Big Heart is a play that keeps on giving: irony, ideas and awkward truths. It continues to resonate as is so often the case with Patricia Cornelius’s words. Ostensibly it is about family. A well-heeled woman (Andrea Swifte), is herself a single child who wanted for nothing. Her father, whom she thinks she loved although he was mostly absent building a business empire, or asleep in his chair, was a distant figure in her young life. 

She studied, she travelled, she eventually took on the family business, she wined and dined in all the best places and did all the right and best things. Having children during those years was not on her agenda. However, she feels she has a lot to offer and believes she would make a good mother. Because she’s rich she can make the plan and the decision to adopt five babies from across the globe – and she does. She gives them a life and love that they would never dreamt of. Whether they like it or not.

BIG HEART - MELBOURNE

Five actors – Daniela Farinacci, Elmira Jurik, Kasia Kaczmarke, Sermsah Bin Saad, and Vuyo Loko – take on the roles of the five “lucky” kids and we see them from toddler, to adolescent, to adult. And they all do this remarkably well – not an easy task. Their skills are deftly showcased by director Susie Dee whose direction is delicious. She moves the actors around the stage with unobtrusive precision. She also deeply understands and manages the text – and it is text-heavy – especially for Swifte who draws you into her life, and makes you question her motives and ideas. 

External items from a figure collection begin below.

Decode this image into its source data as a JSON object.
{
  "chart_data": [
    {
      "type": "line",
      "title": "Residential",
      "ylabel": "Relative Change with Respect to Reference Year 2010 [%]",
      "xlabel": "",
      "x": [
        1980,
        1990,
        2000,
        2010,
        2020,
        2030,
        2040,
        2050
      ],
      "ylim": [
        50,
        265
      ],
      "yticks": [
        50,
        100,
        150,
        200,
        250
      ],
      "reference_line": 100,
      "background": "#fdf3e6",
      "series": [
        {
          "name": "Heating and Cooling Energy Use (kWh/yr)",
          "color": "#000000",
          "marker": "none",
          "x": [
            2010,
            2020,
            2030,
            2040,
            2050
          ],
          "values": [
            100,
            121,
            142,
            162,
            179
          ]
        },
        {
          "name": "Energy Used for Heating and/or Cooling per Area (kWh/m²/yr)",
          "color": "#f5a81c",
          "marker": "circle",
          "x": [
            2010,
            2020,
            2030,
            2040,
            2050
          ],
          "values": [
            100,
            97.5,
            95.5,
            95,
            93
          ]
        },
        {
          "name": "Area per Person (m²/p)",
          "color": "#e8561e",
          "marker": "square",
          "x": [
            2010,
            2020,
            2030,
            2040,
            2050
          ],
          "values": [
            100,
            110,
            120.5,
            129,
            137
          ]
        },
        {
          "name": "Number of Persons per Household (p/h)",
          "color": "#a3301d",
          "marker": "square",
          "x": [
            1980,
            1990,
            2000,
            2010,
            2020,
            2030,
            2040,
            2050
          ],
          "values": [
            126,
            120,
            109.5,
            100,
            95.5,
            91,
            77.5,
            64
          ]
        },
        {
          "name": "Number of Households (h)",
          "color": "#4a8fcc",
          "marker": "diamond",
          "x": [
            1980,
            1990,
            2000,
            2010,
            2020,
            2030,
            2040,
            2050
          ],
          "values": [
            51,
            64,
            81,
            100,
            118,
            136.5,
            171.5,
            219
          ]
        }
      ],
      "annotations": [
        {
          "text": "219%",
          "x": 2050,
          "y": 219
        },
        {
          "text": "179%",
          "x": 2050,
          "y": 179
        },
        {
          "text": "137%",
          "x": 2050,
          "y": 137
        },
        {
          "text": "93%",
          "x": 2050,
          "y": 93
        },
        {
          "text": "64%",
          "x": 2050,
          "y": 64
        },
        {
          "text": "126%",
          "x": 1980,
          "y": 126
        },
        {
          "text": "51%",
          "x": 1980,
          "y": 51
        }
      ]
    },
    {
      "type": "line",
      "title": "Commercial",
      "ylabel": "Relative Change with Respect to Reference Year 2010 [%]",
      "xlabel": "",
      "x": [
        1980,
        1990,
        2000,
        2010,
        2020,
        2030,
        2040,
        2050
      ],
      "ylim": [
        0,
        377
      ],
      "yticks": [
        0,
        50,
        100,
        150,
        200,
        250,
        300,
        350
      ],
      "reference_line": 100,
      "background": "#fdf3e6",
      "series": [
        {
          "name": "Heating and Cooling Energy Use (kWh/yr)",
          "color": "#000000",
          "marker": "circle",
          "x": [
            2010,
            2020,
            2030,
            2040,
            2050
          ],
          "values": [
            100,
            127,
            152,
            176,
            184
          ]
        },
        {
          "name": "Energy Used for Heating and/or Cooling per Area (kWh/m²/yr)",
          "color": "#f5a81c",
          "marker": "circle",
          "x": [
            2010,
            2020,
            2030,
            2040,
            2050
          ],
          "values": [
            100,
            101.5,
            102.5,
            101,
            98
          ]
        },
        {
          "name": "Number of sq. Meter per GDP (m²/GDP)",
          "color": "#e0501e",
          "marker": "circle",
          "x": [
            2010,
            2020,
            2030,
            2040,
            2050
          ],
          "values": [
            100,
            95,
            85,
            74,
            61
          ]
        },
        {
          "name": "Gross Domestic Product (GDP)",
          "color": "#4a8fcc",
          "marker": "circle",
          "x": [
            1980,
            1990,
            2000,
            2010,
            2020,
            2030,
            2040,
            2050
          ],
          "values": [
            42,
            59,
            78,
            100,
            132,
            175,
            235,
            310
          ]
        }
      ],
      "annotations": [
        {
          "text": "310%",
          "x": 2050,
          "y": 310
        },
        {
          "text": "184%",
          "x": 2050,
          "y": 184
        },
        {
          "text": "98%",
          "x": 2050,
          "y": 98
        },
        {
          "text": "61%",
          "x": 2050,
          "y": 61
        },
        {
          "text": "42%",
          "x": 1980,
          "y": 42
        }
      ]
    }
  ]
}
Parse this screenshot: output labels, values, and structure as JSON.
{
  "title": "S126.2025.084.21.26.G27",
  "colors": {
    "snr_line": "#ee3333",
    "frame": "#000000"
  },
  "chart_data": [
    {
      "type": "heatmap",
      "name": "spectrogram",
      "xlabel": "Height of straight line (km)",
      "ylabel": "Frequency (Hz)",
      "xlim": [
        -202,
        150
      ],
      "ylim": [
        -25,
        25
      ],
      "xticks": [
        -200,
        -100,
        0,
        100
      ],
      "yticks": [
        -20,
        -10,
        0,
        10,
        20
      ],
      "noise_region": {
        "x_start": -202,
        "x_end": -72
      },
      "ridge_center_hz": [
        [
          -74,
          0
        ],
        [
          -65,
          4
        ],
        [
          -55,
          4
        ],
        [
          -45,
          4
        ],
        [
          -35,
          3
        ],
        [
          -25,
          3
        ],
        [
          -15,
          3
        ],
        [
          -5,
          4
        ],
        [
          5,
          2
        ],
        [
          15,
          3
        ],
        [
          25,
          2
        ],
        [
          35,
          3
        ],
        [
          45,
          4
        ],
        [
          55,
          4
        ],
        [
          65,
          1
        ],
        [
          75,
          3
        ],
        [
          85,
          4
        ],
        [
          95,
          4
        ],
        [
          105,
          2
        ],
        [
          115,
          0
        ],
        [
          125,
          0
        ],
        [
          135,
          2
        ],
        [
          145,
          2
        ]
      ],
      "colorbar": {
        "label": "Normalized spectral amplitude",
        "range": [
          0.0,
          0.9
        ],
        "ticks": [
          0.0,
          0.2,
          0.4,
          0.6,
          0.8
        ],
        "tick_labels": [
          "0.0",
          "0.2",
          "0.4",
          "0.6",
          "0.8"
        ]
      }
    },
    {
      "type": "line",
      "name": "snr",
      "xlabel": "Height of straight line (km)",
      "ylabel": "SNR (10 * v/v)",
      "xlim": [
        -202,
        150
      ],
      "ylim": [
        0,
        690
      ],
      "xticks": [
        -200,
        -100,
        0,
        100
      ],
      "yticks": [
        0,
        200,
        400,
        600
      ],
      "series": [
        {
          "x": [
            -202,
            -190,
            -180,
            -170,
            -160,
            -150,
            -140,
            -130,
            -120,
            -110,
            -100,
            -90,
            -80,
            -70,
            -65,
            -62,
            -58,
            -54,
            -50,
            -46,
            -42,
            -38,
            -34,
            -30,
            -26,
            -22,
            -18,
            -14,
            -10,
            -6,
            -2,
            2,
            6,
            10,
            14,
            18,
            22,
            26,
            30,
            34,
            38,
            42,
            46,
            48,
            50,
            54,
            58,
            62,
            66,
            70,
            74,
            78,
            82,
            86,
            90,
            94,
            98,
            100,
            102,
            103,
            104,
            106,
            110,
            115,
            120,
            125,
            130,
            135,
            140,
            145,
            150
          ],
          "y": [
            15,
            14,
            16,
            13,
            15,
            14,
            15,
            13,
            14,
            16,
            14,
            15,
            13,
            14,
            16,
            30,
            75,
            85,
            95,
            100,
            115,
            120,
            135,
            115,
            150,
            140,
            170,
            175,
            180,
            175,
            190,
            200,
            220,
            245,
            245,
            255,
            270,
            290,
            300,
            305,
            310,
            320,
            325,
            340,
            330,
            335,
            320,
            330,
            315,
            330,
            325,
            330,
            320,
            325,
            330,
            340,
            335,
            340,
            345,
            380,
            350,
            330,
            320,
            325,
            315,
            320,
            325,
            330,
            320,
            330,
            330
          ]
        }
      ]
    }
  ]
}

Big Heart is rich in dialogue and opulent in design and direction. The set (Marg Horwell) uses all of the space as a large room with an even larger and imposing family portrait that wouldn’t be out of place in the Old Masters section of a national gallery. There is a large carpeted area with a sumptuous, wing-back armchair placed at its centre. There are five desks on the back wall and stand-alone tables at the extremities. The two exits (vestibules) on either side of the portrait are used to great advantage. The lighting (Rachel Burke) gives the room a rich dark ambience that breathes wealth. The sound design (Darious Kedros) adds another level of rich fullness.

BIG HEART - MELBOURNE

Big Heart poses many questions: who has the right to parent? Who is the best to parent? Is “saving” a child from a poor nation a good or acceptable motive for parenting. How do children from all parts of the world, and different cultures, become siblings, become family? The play shows the “normal” of upbringing and behaviour. The kids do all the crying, whinging, resenting, ungrateful, over-achieving, under-performing, misunderstood things that most have experienced in some way. But perhaps not to the extent of having a mother who is determined to have and be the best and to be fair and to love her children equally – even if it kills her.

The long working partnership of Dee and Cornelius continues to look at the unexamined aspects of life and to unsettle, which I love. Big Heart – an irony in itself – will linger in your thoughts, as it does for me. Recommended.